Digital Nostalgia: It’s Value and Cultural Role
Digital nostalgia is a real cultural device as part of nostalgia as a whole. It helps to understand it and how it shapes our technological future societies.
Gen Alpha today will only hear the painful squeals and squawks of a dial-up modem in old video and audio clips. They’ll never know the experience of eating ones dinner while the news website downloaded into a clunky old browser. For Gen X a memory we often tell as tales to our kids. This is a form of digital nostalgia.
What is digital nostalgia then and what role does it and nostalgia as a whole, play in our lives and culture as a whole? Much more, it turns out, than you might think.
What Is Digital Nostalgia?
At its core, digital nostalgia is our longing for past technologies, even though some longings for “old” technology are from just a decade or so ago. Like remembering the Blackberry, a mobile device that is most fondly remembered for its physical keyboard. So much so that one company created a physical keyboard to attach to current iPhones.
Digital nostalgia includes older video games, early mobile devices, old school websites, how we used email in the past (like the ones where if you forwarded that email to ten people, Bill Gates would send you a million dollars), and old software tools. Even for the original cell phones, where the famous Nokia phone features in memes to this day.
Nostalgia and the subset of digital nostalgia isn’t fully defined and is as mutable as culture itself.
The Role of Nostalgia As a Sociocultural Device
Nostalgia as a memory mechanism has been part of our sociocultural systems for thousands of years. How it is expressed in cultures and especially generationally, has evolved over time. For most, it serves as a mental anchor.
Nostalgia sees us reimagining our past, it helps frame our references for today and for technologies, it can help with how we form our imagining the future and how the role we want technologies to play in our societies.
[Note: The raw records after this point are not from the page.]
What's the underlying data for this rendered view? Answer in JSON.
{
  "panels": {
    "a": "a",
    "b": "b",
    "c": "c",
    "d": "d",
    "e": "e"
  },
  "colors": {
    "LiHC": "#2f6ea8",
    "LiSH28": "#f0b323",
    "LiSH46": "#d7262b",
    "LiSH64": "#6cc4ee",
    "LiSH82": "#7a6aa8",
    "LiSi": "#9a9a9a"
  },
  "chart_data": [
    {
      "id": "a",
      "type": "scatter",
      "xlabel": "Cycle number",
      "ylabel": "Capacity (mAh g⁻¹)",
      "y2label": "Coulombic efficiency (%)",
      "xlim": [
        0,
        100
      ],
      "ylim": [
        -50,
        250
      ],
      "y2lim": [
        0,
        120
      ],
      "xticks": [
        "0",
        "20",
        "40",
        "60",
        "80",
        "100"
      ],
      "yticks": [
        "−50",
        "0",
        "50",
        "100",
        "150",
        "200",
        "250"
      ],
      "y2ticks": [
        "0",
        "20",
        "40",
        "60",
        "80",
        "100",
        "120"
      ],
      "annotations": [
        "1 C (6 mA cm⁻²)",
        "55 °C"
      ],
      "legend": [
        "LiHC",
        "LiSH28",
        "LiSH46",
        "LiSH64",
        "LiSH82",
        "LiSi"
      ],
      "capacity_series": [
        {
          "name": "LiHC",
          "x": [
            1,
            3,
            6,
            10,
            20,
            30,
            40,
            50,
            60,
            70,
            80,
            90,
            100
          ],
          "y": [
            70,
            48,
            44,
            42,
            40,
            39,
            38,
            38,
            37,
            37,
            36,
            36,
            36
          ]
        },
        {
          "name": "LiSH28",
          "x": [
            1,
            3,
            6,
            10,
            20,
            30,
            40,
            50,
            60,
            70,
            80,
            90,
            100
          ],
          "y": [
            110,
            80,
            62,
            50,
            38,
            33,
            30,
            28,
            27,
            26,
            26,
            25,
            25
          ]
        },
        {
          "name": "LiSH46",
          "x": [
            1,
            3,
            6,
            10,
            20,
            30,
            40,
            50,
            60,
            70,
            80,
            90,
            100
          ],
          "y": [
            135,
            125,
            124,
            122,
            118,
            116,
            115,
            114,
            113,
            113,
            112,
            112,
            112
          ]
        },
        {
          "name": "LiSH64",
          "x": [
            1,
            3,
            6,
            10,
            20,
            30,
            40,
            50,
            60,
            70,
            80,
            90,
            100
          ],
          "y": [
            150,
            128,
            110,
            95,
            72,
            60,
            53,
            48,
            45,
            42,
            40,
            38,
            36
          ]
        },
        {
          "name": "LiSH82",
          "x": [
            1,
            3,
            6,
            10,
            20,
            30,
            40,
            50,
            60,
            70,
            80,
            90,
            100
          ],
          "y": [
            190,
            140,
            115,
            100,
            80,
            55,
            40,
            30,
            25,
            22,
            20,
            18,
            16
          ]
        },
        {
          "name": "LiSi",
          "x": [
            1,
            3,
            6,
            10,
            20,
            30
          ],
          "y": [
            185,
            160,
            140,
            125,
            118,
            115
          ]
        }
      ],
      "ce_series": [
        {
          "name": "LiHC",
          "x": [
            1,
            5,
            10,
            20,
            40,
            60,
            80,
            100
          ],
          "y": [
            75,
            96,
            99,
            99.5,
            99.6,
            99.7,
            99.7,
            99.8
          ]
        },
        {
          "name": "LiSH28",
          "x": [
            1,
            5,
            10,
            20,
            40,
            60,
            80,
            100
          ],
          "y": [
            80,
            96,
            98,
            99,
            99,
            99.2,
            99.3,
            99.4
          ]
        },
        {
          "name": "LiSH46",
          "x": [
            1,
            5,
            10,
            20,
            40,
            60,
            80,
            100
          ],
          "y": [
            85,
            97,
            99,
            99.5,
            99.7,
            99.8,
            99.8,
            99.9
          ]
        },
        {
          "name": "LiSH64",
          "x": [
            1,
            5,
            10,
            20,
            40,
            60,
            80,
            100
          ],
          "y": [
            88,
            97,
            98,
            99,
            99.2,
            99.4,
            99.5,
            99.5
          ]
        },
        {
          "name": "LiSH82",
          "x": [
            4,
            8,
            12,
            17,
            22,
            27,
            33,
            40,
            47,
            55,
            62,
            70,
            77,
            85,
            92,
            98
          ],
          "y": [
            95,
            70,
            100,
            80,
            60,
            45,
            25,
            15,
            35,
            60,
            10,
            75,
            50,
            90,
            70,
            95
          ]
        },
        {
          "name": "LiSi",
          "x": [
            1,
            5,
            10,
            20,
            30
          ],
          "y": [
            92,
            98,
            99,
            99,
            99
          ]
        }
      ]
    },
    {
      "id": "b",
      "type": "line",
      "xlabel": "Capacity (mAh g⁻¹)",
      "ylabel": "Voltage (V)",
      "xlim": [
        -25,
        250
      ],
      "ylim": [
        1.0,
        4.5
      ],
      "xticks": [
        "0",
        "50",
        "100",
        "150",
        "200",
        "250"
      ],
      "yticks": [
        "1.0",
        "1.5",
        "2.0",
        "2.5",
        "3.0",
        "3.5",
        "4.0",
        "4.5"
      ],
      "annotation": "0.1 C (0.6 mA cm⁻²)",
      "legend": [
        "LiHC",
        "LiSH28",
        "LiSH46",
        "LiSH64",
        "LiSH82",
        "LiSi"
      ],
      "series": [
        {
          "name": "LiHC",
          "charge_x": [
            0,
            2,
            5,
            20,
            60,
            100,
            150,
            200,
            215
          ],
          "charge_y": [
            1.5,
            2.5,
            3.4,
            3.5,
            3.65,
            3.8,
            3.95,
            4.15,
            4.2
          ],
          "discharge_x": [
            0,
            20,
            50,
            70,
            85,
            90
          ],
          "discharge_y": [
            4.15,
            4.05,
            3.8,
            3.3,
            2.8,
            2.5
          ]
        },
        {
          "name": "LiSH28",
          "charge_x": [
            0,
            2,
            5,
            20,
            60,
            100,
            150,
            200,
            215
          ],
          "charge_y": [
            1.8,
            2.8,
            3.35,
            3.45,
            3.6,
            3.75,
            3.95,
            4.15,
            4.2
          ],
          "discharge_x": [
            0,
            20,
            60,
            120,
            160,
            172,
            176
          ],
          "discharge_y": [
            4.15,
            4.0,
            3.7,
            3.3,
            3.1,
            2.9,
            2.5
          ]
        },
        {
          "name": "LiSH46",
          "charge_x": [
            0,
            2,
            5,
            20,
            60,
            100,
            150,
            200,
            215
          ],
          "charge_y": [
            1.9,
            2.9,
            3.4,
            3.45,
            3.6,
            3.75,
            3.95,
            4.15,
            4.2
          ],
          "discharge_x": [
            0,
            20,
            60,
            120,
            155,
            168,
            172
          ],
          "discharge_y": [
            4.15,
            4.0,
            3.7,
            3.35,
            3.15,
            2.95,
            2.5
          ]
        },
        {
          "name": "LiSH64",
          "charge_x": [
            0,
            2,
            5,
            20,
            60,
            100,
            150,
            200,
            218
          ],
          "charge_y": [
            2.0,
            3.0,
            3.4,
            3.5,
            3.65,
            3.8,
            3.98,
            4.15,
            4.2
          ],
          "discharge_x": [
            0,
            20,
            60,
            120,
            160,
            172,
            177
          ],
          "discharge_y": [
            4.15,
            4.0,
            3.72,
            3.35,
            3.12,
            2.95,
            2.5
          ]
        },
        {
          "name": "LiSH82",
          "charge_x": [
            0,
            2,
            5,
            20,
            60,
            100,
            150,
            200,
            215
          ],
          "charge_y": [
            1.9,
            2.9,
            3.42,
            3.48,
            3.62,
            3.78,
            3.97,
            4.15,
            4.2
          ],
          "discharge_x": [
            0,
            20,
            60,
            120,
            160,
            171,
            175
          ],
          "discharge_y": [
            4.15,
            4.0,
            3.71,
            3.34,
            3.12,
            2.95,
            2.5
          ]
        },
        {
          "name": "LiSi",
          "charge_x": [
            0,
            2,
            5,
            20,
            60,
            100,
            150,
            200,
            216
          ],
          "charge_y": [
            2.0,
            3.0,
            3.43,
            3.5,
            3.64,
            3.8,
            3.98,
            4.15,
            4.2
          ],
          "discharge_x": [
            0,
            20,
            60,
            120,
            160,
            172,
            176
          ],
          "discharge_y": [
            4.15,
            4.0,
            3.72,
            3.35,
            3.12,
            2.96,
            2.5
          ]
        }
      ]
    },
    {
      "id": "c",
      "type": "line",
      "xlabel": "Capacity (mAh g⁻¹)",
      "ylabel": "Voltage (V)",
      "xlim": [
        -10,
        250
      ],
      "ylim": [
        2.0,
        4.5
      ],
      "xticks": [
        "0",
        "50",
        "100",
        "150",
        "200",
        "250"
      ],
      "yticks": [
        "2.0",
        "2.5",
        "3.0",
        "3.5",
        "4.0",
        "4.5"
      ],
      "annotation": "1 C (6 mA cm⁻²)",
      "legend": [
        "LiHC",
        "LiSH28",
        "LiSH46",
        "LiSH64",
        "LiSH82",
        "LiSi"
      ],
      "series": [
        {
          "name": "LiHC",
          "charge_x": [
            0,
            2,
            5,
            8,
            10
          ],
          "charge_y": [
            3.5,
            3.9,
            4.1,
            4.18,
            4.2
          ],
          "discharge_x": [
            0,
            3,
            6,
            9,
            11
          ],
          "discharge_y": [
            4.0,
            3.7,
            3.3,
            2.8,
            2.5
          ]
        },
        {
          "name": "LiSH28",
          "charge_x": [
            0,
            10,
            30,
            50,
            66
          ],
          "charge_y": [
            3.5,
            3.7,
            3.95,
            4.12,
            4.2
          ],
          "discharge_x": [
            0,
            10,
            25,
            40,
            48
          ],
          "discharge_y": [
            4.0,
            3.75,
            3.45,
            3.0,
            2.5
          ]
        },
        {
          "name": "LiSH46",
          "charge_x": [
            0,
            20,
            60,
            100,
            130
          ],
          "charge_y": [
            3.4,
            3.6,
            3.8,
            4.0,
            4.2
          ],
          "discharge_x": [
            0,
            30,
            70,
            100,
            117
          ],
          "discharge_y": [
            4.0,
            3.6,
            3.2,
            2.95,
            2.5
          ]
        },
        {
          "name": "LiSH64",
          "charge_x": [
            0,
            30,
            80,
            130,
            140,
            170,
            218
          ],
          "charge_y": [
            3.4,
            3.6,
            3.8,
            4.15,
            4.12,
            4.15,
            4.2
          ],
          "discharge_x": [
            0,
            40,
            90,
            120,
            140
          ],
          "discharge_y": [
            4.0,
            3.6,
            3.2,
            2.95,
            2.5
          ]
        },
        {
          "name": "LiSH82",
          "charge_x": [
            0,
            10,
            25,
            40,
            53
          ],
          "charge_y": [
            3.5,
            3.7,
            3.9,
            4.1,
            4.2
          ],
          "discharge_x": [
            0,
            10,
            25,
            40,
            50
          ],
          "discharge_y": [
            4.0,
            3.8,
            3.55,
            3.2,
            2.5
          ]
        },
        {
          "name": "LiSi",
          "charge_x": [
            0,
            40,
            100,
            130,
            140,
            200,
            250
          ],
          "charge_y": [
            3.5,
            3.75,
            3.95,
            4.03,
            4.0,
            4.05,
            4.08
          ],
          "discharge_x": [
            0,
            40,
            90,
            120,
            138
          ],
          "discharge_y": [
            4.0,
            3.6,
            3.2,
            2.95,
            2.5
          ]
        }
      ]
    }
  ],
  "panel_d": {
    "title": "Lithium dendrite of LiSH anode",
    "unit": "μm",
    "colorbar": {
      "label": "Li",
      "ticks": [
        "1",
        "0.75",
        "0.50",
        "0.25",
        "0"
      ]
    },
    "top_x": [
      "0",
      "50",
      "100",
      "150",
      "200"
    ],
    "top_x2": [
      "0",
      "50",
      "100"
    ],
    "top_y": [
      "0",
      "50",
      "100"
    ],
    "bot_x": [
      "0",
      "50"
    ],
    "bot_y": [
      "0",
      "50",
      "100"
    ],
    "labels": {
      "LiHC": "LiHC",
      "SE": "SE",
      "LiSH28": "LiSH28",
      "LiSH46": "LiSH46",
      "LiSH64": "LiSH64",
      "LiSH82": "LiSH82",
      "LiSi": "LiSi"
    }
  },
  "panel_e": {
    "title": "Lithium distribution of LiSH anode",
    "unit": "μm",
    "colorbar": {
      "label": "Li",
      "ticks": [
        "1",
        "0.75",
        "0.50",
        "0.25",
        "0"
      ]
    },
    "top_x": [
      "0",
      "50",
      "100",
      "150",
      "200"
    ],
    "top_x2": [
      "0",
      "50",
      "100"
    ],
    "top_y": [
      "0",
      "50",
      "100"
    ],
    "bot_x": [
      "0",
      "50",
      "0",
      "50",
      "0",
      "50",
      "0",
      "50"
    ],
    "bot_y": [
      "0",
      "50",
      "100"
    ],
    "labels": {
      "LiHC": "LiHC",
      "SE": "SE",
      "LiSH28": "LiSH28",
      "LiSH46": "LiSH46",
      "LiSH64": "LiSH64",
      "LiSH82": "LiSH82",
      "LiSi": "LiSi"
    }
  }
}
Nostalgia plays an important role in our own and cultural identities, politics, economics and emotional lives. Marketers often use nostalgia as a way of creatively engaging with a demographic and it’s a powerful tool.
Nostalgia plays a part in how we perceive our current state of affairs, it is a form of longing for what is missing in our changed present time. We use it personally as a means of making sense and meaning out of today just as broader culture does much the same.
Too, nostalgia serves as a mnemonic source for creativity, often helping us cope with painful memories and a present where we are unsure, either individually or socially and wary of an unknown future.
Perhaps one of the best more recent examples of using nostalgia in entertainment is the Netflix series Stranger Things which played heavily on nostalgia and the role of technologies at the time, including music. Then of course there’s Better Call Saul, Mad Men and Vinyl shows. And the retro-futuristic of Fallout, based on a video game packed with nostalgic technological references.
The Role and Value of Digital Nostalgia
There’s a bit of a trend these days with Gen Z ordering landline telephones. A form of nostalgia perhaps in part influenced by tales of their parents and old shows and movies where having a landline meant a form of freedom from not always being connected.
I still have a landline at home, it’s a POTS (Plain Old Telephone Service) type phone, meaning it is not connected to the fibre optic network of my carrier, but rather copper wires. I keep it for one primary reason. It works when the power goes out. It costs me a whopping $3/mo including voice mail and caller ID.
We see more minimalist mobile phones with eInk screens in black and white, one even featuring a physical keyboard. A blend of imagining a less distracted future and leveraging the power of past technologies. There’s the increasing popularity of eInk tablets like the reMarkable 2 and Boox.
At a sociocultural level, nostalgia around technologies plays a role in how we think about the way we want to use, govern and manage present technologies we are evaluating and how we will eventually adapt them into our societies.
As Artificial Intelligence tools like Generative AI (GAI) from ChatGPT and Claude to Sora and Midjourney become more pervasive in so many aspects of our society, we often use nostalgia, usually without realizing it, to frame the present and the future. We call upon nostalgic ideas along with cultural norms, behaviours and traditions to anchor AI in our sociocultural collective minds.
Nostalgia plays a political role in how we seek to govern our societies too, especially with regard to technology. It is in part why schools at the junior levels are increasingly looking to or have, banned the use of smartphones in certain school levels. Nostalgia for a time without such devices in the classroom becomes a reference point.
In the economic part of culture, digital nostalgia has and will play a role in physical and software product design. It plays a key role for marketers creating awareness and for the creative aspects of the profession. Digital nostalgia has a role in politics and power systems as well.
Nostalgia itself is a powerful cultural tool and digital nostalgia is a cultural tool that will help shape how we adapt technologies into our sociocultural systems.
Nostalgia stitches together our cultures and generational views of the world. In our digital lives it helps inform how we will develop new methods of social norms and behaviours in online communities, how we deal with mis/disinformation, cyberbullying, online dating and how we evolve our sense of identity both individually and societally.